A day later we were all settled at Tibur. Frontinus was staying with patrician friends in a lavishly equipped villa which had stunning views. Helena and I had rented a little farm down on the plain, just a couple of outbuildings attached to a rustic dwelling. We installed Petro in bachelor lodgings above the shack where the winepress would operate if there was one, while his aunt shared a corridor with us. Sedina had insisted on coming along to continue nursing her darling. Petronius was livid, but there was nothing he could do. So much for his romantic aspirations. He was to be pampered, fussed over – and supervised.

'This is a dump, Falco.'

'You chose to come. Still, I agree. We could probably buy this place for not much more than we're paying in rent.' Disastrous words.

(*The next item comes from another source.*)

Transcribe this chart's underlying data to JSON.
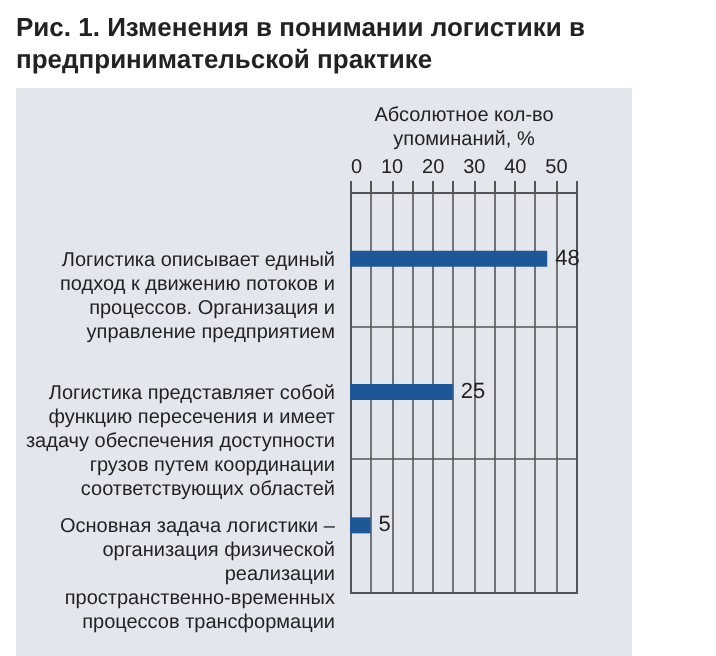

'That's a good idea,' said Helena, coming upon us unexpectedly. 'We can start your Portfolio of Italian land, ready for when you decide to qualify for a higher rank. Then we can show off talking about "our summer residence at Tibur".'

I was alarmed. 'Is that what you want?'

'Oh, I want what you want, Marcus Didius.' Helena smiled wickedly. She hadn't answered the question, as she well knew.

She looked more at ease and less weary already than she had been in Rome, so I spoke less grumpily than I intended. 'Even to annoy my sister Junia with her fancy aspirations, I won't invest good money in anywhere as pitiful as this -'

'It's good land, my lad,' reported Petro's waddling aunt, coming in with a bundle of limp greenery in her shawl. "There are wonderful nettles all over the back; I'm just going to conjure up a nice pan of soup for us all.' Like all townswomen, Auntie Sedina loved to come to the Campagna so she could demonstrate her domestic skills by producing dubious dishes from ghastly ingredients that would be shunned with shrieks of terror by the country-born.

Buying a patch of six-foot-high wild nettles in the faint hope of becoming an equestrian sounded about my level of ambition. Only an idiot would do it. Nobody lived down here on the flat. It was unhealthy and dingy. Anyone with taste and money acquired a minor Palace on a plot surrounded by topiary among the picturesque crags over which the river Anio tumbled in a dramatic cascade.

The Anio was the pretty waterway into which, according to Bolanus, some local madman habitually threw dissected human body parts.